Now the inductive step:
We want:
$u_{k+1} \leq \alpha \exp((k+1)h\beta)  $
I started with the definition of $ u_{k+1} $:
$ u_{k+1} = \alpha + h\beta\sum_{l=0}^{k} u_l  = \alpha + h\beta\sum_{l=0}^{k-1} u_l + h\beta u_k = u_k + h\beta u_k = u_k ( h \beta +1) $.
Im not sure if I'm right at this point, but I could use my indutive hypothesis.
$ u_k ( h \beta +1) \leq \alpha \exp(kh\beta)( h \beta +1)$.
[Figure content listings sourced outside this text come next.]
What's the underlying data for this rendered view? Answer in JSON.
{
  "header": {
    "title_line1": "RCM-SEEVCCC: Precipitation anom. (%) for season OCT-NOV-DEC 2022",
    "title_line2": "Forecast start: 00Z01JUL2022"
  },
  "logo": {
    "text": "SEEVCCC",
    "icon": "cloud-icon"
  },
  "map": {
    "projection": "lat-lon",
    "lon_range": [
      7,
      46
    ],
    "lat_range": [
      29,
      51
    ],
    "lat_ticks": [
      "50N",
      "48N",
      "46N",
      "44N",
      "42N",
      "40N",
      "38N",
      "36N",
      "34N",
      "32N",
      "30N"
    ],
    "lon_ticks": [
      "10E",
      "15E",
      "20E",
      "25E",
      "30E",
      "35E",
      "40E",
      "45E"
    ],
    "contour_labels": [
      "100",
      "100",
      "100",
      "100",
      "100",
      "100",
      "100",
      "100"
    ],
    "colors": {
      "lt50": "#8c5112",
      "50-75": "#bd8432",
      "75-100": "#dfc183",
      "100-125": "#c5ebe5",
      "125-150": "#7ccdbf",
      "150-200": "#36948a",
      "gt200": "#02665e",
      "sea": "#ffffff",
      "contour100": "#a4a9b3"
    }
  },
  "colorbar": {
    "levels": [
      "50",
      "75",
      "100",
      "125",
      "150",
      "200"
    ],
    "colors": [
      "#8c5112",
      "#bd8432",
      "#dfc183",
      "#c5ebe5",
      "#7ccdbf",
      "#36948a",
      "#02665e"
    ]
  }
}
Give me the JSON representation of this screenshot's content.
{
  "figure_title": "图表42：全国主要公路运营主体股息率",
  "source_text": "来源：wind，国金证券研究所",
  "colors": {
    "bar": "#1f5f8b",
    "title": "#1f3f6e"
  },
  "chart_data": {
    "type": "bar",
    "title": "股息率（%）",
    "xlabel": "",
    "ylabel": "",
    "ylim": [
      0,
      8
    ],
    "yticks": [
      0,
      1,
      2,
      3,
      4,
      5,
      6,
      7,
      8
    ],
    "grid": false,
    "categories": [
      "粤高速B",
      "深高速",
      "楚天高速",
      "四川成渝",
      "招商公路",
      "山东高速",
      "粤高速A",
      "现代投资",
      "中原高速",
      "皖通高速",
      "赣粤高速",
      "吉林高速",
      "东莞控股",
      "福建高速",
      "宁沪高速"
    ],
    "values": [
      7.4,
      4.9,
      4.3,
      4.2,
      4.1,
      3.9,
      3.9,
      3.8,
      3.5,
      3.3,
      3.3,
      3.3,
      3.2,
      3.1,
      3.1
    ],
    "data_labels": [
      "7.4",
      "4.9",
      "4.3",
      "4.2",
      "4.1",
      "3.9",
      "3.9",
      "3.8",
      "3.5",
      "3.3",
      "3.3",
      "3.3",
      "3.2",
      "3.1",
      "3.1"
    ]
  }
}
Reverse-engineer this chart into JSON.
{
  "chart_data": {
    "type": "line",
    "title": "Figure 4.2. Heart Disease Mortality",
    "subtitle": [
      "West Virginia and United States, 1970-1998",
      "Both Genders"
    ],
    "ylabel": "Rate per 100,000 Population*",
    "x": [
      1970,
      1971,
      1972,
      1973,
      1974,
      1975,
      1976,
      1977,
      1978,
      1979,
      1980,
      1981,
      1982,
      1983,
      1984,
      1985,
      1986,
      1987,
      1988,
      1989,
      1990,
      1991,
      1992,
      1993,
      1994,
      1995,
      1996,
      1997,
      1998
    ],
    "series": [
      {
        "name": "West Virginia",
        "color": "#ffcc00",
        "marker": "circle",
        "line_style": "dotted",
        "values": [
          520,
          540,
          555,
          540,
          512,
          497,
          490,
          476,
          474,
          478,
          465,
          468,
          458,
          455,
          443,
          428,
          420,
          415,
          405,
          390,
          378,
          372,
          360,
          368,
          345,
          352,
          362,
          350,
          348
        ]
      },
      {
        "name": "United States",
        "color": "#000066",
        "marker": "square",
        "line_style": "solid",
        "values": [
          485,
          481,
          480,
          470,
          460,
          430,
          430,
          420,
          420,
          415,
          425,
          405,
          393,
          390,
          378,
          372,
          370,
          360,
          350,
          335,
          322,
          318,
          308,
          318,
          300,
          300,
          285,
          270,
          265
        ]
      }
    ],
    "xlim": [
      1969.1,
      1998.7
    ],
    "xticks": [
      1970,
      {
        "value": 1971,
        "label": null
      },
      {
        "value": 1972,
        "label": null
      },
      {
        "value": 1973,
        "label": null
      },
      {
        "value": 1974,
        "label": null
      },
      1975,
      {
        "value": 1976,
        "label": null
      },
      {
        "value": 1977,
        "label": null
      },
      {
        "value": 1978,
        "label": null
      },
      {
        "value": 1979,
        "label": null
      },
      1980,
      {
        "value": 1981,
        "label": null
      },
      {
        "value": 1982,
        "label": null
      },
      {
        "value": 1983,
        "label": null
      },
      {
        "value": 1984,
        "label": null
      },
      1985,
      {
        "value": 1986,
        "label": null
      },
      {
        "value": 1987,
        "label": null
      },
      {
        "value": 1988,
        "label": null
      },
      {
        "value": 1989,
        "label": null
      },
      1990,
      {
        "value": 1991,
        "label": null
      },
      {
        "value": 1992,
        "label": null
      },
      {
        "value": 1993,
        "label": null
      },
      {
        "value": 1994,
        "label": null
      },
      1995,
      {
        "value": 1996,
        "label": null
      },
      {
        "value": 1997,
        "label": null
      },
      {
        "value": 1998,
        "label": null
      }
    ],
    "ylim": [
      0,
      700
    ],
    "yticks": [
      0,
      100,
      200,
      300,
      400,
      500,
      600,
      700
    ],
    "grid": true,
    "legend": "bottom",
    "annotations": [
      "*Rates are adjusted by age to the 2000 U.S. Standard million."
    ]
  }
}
But unfortunately thats not what I want. Maybe I did something wrong? Can you help me out ?
Thank you in advance.
 A: You didn't really do anything wrong, although a fairly minor point is that your use of variables $k$ and $K$ is somewhat inconsistent. To finish your work, first note you got
$$u_{k+1} = u_k(h\beta+1) \leq \alpha\exp(kh\beta)(h\beta+1) \tag{1}\label{eq1A}$$
The problem states $u_k$ is a non-negative sequence so, with $u_0 = \alpha$, then $\alpha \ge 0$. Since $\exp((k+1)h\beta) = \exp(kh\beta)\exp(h\beta)$, with
$$h\beta + 1 \le \exp(h\beta) \implies \alpha\exp(kh\beta)(h\beta+1) \le \alpha\exp((k+1)h\beta) \tag{2}\label{eq2A}$$
it's sufficient to just prove the LHS. Since $\beta \ge 0$ and $h \gt 0$, then $x = h\beta \ge 0$. Consider
$$f(x) = e^{x}-x-1 \tag{3}\label{eq3A}$$
Note $e^x = 1 + x + \frac{x^2}{2!} + \ldots \; \to \; f(x) = \frac{x^2}{2!} + \ldots$, then $f(x) \ge 0 \; \forall \; x \ge 0$. Alternatively, $f(0) = e^{0}-0-1 = 0$ and
$$f'(x) = e^{x} - 1 \ge 0 \; \; \forall \; x \ge 0 \tag{4}\label{eq4A}$$
In either case, $\forall \; x = h\beta \ge 0$, we get $f(x) \ge 0 \; \to \; x + 1 \le \exp(x) \; \to \; h\beta + 1 \le \exp(h\beta)$. This shows the LHS of \eqref{eq2A} is true, with this completing the induction step because \eqref{eq1A} and \eqref{eq2A} combined gives $u_{k+1} \le \alpha\exp((k+1)h\beta)$.